GitHub’s Atom, the Node.js- and HTML5-powered code editor, has traditionally integrated with Git repositories—including GitHub itself—only by way of third-party components.
All that changed this week with the unveiling of a new core package for Atom, called appropriately enough GitHub for Atom, along with new release and beta editions of Atom itself.
GitHub users, dock here
The new edition of Atom, version 1.17, introduces a new UI component called “docks,” which is a way to provide side- or bottom-dockable tool panels in the editor. IDEs like Visual Studio and Eclipse have had dock-like components for some time, but now Atom is adding such a component as a core element.
Atom developers can take advantage of a high-level API for manipulating docks, so that “tool panels written by different package authors [can] coherently share screen real estate,” according to GitHub’s blog announcement.
One of the first add-ons to use the dock metaphor is GitHub for Atom. With it, a developer can use a side panel in whatever current view is in focus to stage changes, create commits, work with different code branches, and resolve merge conflicts.
Technically, GitHub for Atom is still a preview, so it’s been bundled with Atom’s 1.18 beta version rather than included in the latest full release. The core functions work, but many other integrations, like browsing pull requests in the side panel, are still under development.
Going with the (work)flow
It doesn’t seem likely that adding GitHub support directly into Atom will mean demand for a standalone desktop Git interface will dry up. To that end, GitHub’s own standalone desktop client, GitHub Desktop, has also been remade. It’s been rewritten using Electron, the same cross-platform desktop development library used by Atom, and was released as an open source project under the same liberal terms as Atom itself.
According to the GitHub Engineering blog, the main impetus for rewriting GitHub Desktop wasn’t just to make the app look better. It centered around creating a single codebase that could be deployed across multiple platforms (MacOS, Windows, and Linux) and customized where needed for platform-specific things like localization support.
Where GitHub sees the biggest appeal with GitHub for Atom, as opposed to GitHub Desktop, is with developers who don’t like to change applications in the middle of their workflow.
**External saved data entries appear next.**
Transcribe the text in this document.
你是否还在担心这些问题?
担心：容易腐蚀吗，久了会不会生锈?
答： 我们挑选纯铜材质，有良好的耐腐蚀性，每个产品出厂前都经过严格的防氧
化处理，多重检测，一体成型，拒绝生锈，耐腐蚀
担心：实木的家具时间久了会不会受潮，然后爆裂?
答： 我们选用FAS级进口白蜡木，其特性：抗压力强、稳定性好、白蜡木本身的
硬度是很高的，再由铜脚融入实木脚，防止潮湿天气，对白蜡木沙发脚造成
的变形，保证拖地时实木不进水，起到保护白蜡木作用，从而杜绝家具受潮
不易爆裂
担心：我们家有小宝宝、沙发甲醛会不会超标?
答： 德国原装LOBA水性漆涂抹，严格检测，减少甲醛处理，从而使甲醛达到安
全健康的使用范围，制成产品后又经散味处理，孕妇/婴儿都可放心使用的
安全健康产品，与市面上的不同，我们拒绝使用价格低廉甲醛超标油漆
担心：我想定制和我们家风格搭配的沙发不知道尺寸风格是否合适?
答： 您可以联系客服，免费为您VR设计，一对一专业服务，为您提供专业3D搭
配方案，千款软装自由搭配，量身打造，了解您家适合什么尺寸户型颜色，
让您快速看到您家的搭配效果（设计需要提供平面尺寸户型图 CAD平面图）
Keeping everything in one interface “reduces context switching and increases productivity by bringing core workflow tools directly into your editor,” according to GitHub in its post.
Previous support for both Git and GitHub in Atom was largely ad-hoc. Individual packages supported specific Git functions, but there was little in the way of a single-package solution for all one’s Git needs. GitHub for Atom provides that, although at the cost of being more a GitHub solution than a general Git solution.
GitHub has long thought of Atom as a simple core, with all functionality provided by add-ons. With GitHub for Atom, there’s now the possibility that Atom will become all the more a delivery mechanism for offerings from GitHub’s own platform.